Military Briefing: Russia gains ground ahead of potential assault on Odesa

Russia gained ground in southern Ukraine and seized more cities while signs that its forces were moving west sparked concerns they could be preparing for an attack on the critical Black Sea port of Odesa.

Russian forces continued their brutal assault on Mariupol on the Sea of ​​Azov on Friday, after taking control of Kherson, a Black Sea city this week.

The Pentagon said some Russian forces had moved north-west from Kherson to Mykolaiv, bringing them closer to Odesa. Officials are worried they could be preparing to launch a ground operation and a naval invasion on the city.

John Kirby, Pentagon spokesman, said the US had not seen evidence that Russia’s naval forces, including amphibious landing ships in the Black Sea, were preparing for an “imminent” invasion of Odesa. But he cautioned that the dynamics of the war had changed quickly.

“That doesn’t mean it won’t change over the coming hours,” Kirby said on Friday. “The Russian ground forces coming out of Crimea, arcing off to the north-west through Kherson, are now beginning an assault on a town called Mykolaiv that. . . is not far from Odesa. ”

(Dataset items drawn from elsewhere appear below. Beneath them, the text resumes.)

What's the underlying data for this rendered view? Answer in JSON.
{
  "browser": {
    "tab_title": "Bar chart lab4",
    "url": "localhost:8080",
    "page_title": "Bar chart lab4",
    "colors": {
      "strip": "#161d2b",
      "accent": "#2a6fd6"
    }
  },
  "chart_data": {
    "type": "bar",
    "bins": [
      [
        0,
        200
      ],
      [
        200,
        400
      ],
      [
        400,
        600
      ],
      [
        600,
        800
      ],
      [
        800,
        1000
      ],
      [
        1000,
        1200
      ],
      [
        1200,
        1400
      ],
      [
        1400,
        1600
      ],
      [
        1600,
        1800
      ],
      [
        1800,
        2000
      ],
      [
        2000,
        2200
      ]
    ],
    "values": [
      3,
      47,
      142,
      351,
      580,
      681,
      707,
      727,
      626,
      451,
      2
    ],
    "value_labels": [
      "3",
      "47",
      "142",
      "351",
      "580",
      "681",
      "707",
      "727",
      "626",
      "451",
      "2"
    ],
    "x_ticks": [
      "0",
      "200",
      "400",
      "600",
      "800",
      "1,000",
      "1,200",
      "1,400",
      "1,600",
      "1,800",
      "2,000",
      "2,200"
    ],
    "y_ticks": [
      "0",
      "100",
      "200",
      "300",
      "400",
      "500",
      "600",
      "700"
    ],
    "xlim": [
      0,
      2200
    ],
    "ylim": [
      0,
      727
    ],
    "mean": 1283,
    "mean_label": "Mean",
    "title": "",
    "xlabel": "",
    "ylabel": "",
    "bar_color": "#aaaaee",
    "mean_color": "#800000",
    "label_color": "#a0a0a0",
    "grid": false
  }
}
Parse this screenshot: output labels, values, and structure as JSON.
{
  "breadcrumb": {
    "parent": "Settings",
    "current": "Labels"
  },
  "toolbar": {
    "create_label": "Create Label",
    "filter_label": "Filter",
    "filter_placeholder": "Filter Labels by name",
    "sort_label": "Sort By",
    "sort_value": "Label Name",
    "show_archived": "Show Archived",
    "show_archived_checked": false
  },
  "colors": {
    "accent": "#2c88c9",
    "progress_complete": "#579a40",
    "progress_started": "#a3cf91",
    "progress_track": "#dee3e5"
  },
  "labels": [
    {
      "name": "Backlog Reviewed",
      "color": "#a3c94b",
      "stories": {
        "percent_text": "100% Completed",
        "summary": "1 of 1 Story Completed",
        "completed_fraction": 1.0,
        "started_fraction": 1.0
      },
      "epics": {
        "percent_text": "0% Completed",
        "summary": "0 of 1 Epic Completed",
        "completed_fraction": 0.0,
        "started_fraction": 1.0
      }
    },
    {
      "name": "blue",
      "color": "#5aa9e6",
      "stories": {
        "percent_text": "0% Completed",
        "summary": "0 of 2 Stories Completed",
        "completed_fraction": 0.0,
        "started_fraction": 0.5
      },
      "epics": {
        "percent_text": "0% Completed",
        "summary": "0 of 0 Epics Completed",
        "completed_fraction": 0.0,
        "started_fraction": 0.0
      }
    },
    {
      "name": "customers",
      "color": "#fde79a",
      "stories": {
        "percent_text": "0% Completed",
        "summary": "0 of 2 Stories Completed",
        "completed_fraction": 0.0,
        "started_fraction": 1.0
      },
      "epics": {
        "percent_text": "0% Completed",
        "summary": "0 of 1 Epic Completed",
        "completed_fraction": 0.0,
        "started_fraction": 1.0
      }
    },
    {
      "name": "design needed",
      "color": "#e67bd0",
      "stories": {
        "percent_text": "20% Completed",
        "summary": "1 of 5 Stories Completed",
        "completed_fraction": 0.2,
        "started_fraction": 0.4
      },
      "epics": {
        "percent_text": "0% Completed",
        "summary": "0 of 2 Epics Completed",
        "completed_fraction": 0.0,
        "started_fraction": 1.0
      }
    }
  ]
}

“We cannot assert for sure that the Russians are going to use a land route to assault Odesa or even if they’re going to move on Odesa. We’re just kind of watching this day by day. ”

Meanwhile, the government of Moldova has been on edge for days following intelligence reports that Russian troops stationed in the country’s separatist-held eastern province of Transnistria – which borders Ukraine and is less than 60km from Odesa – are preparing to enter the war and create a fourth invasion axis, according to a person familiar with the situation.

One western intelligence official said Odesa would be challenging for Russian forces to capture because Ukrainian soldiers had been prepping defensive positions to combat any ground offensive. Russia could use its naval assets in the Black Sea to mount an invasion but the official said there was no evidence that they had made a “firm commitment”.

“We expect that Russia’s military delays have enabled Ukraine to add significantly to its defensive posture thus making amphibious operations much harder. . . thus there is a land and sea threat to Odesa but it will take time for Russia to fight through, ”he said.

Russia’s progress in the south stands in contrast to the situation near Kyiv, where a 60km convoy has been stalled north of the capital for several days. Western officials said the vehicles had been hit by several factors, including the blowing up of bridges, Ukrainian attacks and logistical troubles involving food and fuel supplies.

A US defense official said Russian forces had made “no appreciable movement” in the north and north-east of Ukraine from Thursday but they continued to attack cities with missiles and artillery. He said that Russian soldiers remained about 10km from the centers of both Chernihiv and Kharkiv on Friday afternoon.

The Pentagon has set up a deconfliction channel with the Russian military to reduce the risk of miscalculation that could result from Russian aircraft flying over Ukraine in air space adjacent to Nato countries.

“They have fired over 500 [missiles] since the beginning of this invasion. . . there’s a lot of hardware flying around in that airspace, ”Kirby said. “And it’s because it’s so dynamic and so contested that we felt it was important to have a deconfliction mechanism.”